Now, distance (d) between points \[({{x}_{1}},{{y}_{1}})\]and \[({{x}_{2}},{{y}_{2}})\] will be:
\[d=\sqrt{{{({{x}_{2}}-{{x}_{1}})}^{2}}+{{({{y}_{2}}-{{y}_{1}})}^{2}}}\]
Now, the coordinate (0, y) on the y-axis is equidistant from points (5,2) and (-4,3).
So the distance between points (0, y) and (5,2) will be the same as the distance between the points (0, y) and (-4,3). The distance between the points (0, y) and (5,2) is as follows:
\[\begin{align}
  & \Rightarrow {{d}_{1}}=\sqrt{{{({{x}_{2}}-{{x}_{1}})}^{2}}+{{({{y}_{2}}-{{y}_{1}})}^{2}}} \\
 & \Rightarrow {{d}_{1}}=\sqrt{{{(5-0)}^{2}}+{{(2-y)}^{2}}}\,\,\,\,\,\,\,\,\,\,\,\,\,\,\because {{x}_{2}}=5,\,\,{{x}_{1}}=0,\,\,{{y}_{2}}=2,\,{{y}_{1}}=y \\
 & \, \\
\end{align}\]
Next, we will find the distance between the points (0, y) and (-4,3), as follows:
\[\begin{align}
  & \Rightarrow d=\sqrt{{{({{x}_{2}}-{{x}_{1}})}^{2}}+{{({{y}_{2}}-{{y}_{1}})}^{2}}} \\
 & \Rightarrow {{d}_{2}}=\sqrt{{{(-4-0)}^{2}}+{{(3-y)}^{2}}}\,\,\,\,\,\,\,\,\,\,\,\,\,\,\because {{x}_{2}}=-4,\,\,{{x}_{1}}=0,\,\,{{y}_{2}}=3,\,{{y}_{1}}=y \\
 & \, \\
\end{align}\]
Now, since the two distances are equal, so we have:
\[\begin{align}
  & \Rightarrow {{d}_{1}}={{d}_{2}} \\
 & \Rightarrow \sqrt{{{(5-0)}^{2}}+{{(2-y)}^{2}}}=\sqrt{{{(-4-0)}^{2}}+{{(3-y)}^{2}}} \\
 & \Rightarrow {{(5-0)}^{2}}+{{(2-y)}^{2}}={{(-4-0)}^{2}}+{{(3-y)}^{2}} \\
 & \Rightarrow {{y}^{2}}-4y+29={{y}^{2}}-6y+25\,\,\, \\
 & \Rightarrow -4y+29=-6y+25 \\
 & \Rightarrow y=-2 \\
\end{align}\]

So we get the required coordinate on the y-axis as \[\left( 0,\text{ }y \right)\equiv (0,-2)\].

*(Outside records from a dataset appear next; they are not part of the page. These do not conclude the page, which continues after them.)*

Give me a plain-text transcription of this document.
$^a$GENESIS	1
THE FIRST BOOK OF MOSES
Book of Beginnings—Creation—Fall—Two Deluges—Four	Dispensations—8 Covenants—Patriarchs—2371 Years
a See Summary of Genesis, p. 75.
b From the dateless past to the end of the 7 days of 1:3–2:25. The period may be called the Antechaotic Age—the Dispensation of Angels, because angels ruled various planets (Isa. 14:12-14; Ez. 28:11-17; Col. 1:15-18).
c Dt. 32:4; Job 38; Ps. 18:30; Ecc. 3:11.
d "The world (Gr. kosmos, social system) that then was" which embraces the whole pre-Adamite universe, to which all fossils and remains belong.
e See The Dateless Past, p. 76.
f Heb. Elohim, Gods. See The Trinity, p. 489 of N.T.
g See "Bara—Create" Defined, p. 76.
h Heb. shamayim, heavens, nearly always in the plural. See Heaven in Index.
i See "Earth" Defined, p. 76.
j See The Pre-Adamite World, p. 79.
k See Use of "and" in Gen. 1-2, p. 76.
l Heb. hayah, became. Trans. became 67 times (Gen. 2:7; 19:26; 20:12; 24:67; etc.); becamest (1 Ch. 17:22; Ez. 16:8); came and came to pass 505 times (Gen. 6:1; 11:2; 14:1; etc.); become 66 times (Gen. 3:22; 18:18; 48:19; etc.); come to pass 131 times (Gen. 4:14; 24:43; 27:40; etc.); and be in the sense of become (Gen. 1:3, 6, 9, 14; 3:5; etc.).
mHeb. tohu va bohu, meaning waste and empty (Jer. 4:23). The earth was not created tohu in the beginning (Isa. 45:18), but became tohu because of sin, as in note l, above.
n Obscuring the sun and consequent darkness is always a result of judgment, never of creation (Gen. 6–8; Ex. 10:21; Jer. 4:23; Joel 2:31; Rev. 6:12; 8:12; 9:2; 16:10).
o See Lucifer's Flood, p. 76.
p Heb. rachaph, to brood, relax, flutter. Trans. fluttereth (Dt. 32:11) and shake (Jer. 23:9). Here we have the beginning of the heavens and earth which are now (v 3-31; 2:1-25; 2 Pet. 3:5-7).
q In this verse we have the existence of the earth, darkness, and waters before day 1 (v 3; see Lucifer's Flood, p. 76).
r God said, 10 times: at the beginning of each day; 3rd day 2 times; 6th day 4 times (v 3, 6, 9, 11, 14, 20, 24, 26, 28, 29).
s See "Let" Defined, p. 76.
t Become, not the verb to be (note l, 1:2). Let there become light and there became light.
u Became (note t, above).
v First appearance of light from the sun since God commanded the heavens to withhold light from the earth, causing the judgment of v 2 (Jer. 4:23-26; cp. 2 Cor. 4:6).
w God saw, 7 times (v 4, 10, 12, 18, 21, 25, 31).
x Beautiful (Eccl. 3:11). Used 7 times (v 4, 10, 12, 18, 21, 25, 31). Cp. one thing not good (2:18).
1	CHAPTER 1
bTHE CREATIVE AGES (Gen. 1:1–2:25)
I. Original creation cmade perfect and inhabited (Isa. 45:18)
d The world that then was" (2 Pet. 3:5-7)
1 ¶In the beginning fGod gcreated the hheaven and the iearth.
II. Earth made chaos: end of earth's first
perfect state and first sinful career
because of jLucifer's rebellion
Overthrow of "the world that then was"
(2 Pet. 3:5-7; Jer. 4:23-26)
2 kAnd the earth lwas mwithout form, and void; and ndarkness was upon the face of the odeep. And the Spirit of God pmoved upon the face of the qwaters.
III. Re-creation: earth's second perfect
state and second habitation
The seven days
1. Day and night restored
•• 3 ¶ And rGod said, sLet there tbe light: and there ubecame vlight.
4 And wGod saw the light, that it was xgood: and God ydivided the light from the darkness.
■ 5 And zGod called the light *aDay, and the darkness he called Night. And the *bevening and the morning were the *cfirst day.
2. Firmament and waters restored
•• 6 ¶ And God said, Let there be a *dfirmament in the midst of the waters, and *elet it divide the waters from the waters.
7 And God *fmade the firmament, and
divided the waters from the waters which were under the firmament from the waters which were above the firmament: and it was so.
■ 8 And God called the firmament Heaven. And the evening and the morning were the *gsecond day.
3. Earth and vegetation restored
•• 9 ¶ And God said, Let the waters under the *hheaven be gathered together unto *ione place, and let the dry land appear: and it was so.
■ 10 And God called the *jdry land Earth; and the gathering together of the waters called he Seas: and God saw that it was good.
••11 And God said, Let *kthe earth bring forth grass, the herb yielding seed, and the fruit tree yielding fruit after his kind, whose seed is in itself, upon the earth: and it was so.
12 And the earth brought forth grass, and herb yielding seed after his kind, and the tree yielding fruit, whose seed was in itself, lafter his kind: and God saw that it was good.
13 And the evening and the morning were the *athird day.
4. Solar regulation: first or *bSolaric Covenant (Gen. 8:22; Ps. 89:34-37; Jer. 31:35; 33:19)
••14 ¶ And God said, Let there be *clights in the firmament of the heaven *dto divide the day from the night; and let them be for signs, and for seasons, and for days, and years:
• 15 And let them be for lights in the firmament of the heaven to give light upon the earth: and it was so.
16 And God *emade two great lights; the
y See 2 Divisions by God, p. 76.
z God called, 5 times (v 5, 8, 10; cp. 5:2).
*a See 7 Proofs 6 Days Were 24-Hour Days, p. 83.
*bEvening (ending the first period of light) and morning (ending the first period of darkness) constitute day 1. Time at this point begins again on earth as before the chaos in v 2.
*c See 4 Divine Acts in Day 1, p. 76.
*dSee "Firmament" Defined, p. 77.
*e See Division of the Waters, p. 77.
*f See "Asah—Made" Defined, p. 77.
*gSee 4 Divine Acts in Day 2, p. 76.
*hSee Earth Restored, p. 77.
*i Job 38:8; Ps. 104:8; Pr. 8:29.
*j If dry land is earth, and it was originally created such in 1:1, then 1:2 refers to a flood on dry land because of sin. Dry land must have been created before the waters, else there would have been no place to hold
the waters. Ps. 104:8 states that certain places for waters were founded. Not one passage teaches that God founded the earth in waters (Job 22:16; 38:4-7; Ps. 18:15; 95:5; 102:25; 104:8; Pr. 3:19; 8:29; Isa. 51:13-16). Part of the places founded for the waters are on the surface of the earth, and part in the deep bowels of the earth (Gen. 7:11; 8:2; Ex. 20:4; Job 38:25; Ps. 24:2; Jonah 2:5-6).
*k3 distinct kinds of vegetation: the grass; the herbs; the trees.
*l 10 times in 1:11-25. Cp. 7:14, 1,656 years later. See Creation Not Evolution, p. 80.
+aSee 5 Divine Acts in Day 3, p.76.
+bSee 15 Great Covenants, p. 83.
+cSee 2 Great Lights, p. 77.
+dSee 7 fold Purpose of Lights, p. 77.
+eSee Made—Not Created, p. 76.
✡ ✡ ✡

Note: We should know that any coordinate on the y-axis is (0, y) and not (y,0). When we are finding the distance between two points (0, y) and (-4,3), then we can actually interchange \[{{x}_{1}}\] and \[\,{{y}_{1}}\]with \[{{x}_{2}}\]and \[{{y}_{2}}\] respectively, as there will be no change in the final result.